Programmes such as MM2H are not effective in countries such as Malaysia where the borders are porous, there are many undocumented workers staying for the long term and where policing is not effective.

Smaller countries in the Caribbean and Pacific Islands where there is little economic activity other than tourism have benefitted from programmes offering citizenship in return for a small investment.

One of the earliest to offer citizenship by investment was Saint Kitts and Nevis, where one pays US$250,000 for a passport. The money goes towards reducing the country’s debt and improving its fiscal position. The contribution towards the economy is significant.

But the downside is that it adds to an infrastructure and property bubble and poses a higher risk for the financial system should there be a drop in the number of people wanting a passport in return for an investment.

Another downside to programmes such as MM2H is governance and security risk. It is not without reason that Hamzah had said that the current relaxed regulations have attracted those involved in illegal activities such as money laundering.

And Malaysia, for one, is well aware of fugitives who have taken advantage of the “citizenship and passport in return for investment” schemes to evade authorities.

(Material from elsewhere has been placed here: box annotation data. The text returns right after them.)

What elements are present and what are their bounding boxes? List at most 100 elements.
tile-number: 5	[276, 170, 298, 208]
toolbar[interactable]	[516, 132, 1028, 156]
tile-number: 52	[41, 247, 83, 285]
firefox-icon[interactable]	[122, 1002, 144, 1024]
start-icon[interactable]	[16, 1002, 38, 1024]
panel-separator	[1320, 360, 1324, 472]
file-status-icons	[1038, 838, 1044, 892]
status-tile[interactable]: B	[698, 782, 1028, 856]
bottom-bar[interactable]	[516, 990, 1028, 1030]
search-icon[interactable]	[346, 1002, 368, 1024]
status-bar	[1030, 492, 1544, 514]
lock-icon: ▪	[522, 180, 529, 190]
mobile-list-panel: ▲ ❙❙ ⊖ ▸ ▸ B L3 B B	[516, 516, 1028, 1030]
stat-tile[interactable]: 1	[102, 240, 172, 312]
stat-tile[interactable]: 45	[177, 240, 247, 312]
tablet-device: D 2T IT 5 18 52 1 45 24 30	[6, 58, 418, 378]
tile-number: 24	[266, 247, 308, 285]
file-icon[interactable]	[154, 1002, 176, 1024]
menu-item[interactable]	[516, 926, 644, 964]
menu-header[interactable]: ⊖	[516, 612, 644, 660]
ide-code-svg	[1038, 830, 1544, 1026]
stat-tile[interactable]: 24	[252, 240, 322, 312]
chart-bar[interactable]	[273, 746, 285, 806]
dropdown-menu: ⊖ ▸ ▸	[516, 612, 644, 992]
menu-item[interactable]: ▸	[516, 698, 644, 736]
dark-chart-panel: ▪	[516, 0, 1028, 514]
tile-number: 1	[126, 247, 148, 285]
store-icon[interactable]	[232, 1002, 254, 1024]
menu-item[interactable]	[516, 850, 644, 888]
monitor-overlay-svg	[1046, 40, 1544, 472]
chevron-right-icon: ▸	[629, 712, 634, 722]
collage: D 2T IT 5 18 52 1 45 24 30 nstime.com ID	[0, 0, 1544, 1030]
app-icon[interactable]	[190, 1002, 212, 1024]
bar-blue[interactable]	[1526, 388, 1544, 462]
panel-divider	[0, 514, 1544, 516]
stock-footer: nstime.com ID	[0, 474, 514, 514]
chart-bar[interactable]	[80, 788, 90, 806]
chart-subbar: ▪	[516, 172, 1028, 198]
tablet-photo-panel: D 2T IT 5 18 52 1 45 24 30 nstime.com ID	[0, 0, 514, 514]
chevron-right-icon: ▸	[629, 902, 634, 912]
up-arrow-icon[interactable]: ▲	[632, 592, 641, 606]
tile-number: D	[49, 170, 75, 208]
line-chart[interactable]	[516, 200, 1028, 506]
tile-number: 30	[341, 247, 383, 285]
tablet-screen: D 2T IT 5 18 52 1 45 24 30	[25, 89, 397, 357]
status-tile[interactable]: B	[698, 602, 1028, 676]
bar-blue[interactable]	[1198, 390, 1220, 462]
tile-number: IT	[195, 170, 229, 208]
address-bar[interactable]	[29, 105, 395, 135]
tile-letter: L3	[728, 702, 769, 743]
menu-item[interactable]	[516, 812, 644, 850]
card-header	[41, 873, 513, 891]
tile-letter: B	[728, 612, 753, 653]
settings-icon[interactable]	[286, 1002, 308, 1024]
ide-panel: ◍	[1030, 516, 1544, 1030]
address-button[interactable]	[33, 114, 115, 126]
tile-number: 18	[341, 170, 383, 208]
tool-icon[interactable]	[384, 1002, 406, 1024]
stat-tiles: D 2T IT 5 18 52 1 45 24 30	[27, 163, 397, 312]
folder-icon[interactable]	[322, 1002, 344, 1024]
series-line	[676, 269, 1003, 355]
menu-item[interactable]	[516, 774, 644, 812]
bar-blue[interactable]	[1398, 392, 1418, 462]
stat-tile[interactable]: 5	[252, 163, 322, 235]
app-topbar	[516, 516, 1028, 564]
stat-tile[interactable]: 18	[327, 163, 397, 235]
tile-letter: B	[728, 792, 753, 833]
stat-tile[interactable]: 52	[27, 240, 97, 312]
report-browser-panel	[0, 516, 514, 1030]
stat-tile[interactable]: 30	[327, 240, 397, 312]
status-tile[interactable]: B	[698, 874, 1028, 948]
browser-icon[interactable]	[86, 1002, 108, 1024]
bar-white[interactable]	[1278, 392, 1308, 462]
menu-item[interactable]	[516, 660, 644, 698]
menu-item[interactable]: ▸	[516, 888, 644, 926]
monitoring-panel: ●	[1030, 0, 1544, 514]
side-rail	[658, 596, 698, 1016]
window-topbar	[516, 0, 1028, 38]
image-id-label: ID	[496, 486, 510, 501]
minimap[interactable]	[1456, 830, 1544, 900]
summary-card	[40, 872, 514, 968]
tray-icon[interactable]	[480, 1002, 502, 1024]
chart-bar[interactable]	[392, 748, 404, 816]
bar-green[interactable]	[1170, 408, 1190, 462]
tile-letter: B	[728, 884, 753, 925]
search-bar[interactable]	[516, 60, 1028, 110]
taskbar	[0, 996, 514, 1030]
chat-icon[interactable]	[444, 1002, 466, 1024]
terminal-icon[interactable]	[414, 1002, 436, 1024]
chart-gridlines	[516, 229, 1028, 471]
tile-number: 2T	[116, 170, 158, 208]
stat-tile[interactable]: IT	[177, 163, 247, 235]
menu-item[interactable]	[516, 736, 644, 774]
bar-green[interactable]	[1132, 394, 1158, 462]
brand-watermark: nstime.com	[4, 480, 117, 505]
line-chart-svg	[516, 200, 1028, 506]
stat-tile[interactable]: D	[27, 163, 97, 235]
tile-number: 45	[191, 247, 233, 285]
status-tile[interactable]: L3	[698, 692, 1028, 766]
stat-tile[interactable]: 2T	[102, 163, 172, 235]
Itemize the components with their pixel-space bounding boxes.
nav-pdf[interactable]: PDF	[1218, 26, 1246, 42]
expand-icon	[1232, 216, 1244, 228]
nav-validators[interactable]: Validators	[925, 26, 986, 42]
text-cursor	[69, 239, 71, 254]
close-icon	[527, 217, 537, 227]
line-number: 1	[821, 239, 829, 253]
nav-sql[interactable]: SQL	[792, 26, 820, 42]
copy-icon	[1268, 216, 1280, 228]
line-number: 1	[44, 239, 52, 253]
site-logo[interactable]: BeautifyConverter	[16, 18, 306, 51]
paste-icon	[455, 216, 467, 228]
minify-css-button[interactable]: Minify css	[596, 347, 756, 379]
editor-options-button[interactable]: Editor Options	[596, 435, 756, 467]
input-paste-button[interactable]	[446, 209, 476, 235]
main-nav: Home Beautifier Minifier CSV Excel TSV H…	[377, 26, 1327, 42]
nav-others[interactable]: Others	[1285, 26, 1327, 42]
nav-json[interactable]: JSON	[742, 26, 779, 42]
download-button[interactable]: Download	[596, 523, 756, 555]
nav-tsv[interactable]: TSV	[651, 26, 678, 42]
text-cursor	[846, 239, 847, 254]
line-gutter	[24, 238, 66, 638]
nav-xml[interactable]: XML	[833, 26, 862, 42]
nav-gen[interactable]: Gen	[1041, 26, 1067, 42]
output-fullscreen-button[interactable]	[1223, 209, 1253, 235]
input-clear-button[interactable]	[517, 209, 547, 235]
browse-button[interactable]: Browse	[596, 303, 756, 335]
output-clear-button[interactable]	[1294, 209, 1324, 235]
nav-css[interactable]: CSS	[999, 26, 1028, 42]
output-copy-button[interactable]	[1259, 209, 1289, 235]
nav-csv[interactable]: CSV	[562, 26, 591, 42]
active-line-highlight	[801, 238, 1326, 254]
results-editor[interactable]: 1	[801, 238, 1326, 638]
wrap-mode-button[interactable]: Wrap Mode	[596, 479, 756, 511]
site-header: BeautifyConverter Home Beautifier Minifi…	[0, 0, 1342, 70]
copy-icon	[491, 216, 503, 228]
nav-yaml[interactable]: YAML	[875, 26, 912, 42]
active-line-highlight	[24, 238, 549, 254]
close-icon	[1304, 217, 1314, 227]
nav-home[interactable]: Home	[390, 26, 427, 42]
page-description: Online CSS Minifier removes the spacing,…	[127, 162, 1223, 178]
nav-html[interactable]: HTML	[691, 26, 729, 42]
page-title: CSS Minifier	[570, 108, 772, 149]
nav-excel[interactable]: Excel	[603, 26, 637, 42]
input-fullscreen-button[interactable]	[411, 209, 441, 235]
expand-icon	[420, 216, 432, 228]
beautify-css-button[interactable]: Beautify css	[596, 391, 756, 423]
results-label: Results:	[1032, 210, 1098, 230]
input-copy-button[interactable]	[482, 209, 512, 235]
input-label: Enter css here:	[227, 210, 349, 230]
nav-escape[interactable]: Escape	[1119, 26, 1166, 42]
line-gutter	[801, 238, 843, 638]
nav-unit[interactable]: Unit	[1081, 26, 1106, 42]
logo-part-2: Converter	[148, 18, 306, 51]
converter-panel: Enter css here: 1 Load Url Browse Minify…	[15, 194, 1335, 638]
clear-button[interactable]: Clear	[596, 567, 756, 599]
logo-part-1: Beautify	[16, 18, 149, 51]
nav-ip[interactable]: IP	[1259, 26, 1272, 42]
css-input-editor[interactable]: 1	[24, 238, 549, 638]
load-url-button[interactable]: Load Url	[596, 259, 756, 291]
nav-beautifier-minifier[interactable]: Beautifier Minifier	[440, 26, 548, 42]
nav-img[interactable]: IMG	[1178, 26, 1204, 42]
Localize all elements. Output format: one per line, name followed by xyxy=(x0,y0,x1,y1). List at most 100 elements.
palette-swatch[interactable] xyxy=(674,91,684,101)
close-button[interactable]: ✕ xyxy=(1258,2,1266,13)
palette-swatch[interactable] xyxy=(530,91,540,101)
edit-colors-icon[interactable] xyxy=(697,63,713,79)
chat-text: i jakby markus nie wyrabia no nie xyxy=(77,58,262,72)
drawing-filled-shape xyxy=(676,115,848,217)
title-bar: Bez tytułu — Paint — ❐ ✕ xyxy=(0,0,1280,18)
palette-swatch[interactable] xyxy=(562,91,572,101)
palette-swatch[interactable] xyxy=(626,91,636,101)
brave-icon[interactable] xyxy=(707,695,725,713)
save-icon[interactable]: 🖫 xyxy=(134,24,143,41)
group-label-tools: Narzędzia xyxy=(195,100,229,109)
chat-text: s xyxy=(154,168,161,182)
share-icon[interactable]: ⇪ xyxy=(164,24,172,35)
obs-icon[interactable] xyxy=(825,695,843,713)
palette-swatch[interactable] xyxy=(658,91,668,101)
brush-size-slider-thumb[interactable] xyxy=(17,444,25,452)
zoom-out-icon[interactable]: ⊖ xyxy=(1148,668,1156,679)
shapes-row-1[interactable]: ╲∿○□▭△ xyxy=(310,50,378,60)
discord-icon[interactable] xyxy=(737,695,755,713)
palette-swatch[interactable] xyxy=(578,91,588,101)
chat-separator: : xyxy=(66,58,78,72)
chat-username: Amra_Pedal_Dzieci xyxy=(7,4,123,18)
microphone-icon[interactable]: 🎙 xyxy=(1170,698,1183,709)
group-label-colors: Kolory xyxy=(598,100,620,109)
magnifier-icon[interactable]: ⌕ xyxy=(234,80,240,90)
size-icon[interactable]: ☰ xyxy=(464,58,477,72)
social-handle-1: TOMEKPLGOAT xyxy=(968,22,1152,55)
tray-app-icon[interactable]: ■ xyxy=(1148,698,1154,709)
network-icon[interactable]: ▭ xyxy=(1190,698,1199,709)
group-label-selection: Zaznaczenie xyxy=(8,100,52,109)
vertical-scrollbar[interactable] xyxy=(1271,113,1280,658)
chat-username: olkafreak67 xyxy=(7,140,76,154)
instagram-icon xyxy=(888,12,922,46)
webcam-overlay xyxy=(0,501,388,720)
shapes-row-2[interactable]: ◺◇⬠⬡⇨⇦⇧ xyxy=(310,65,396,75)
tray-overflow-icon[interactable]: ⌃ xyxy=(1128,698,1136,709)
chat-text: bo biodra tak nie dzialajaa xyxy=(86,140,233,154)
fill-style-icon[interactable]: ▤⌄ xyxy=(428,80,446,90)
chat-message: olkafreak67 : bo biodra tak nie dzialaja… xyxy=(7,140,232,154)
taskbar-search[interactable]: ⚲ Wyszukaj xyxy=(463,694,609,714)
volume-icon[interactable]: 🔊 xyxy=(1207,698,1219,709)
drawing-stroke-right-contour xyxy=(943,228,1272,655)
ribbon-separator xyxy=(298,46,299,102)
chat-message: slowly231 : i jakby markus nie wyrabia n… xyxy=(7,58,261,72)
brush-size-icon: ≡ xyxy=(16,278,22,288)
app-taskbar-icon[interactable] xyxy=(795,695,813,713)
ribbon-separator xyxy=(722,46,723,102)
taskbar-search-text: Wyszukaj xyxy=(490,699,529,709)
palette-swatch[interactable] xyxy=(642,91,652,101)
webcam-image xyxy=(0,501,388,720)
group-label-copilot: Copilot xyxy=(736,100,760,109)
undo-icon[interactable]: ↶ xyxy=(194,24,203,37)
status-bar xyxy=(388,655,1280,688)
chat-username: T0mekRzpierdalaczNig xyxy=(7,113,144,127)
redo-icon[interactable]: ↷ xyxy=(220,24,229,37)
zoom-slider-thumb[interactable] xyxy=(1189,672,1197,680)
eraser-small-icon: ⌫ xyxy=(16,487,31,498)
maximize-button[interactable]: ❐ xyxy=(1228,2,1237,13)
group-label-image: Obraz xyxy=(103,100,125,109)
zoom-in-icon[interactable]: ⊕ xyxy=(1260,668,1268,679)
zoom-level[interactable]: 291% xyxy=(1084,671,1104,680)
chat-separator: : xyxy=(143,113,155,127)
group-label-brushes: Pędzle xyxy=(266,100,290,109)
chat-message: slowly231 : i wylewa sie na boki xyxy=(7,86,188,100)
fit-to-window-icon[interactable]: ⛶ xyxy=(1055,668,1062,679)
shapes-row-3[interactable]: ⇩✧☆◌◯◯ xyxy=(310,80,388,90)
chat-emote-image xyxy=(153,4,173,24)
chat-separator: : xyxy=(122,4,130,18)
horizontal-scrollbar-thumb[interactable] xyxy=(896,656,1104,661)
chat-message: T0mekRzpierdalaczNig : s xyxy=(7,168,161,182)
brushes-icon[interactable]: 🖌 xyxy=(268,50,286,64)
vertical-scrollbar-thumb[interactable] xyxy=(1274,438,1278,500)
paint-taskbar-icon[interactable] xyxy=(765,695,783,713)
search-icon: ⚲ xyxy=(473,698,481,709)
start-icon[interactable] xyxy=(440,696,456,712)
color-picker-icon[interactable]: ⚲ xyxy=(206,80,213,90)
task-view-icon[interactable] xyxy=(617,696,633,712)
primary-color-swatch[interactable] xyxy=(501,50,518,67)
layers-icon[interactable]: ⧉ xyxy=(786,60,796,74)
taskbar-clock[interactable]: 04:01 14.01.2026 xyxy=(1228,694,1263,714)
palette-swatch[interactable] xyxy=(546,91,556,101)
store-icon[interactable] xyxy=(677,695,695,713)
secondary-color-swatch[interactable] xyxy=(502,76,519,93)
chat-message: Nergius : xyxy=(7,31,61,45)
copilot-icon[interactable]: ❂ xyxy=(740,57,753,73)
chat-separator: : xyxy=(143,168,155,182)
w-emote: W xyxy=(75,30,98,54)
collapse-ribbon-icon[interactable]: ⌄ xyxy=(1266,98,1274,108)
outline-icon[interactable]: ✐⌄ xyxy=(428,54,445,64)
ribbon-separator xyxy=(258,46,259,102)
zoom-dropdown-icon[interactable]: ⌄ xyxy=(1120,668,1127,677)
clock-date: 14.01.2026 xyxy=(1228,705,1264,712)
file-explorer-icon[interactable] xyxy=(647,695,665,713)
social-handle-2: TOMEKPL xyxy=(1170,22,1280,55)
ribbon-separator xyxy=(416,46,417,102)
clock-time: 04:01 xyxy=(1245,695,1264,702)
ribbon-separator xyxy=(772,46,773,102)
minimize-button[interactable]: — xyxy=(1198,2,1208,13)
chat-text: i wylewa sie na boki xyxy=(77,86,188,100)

One of the passport holders of the Saint Kitts and Nevis programme is Malaysian fugitive, Jho Low, a close associate of former prime minister Datuk Seri Najib Razak. He was reported to have travelled around the world on that passport even after the Malaysian government revoked his documents.

Low’s accomplices also seem to have vanished from the face of the earth and not come back to face charges on the billions siphoned out of 1Malaysia Development Bhd.

For all its benefit to the nation, we do not want MM2H to gain notoriety as an official travel ticket for criminals too. If it does, that reputation would be hard to repair.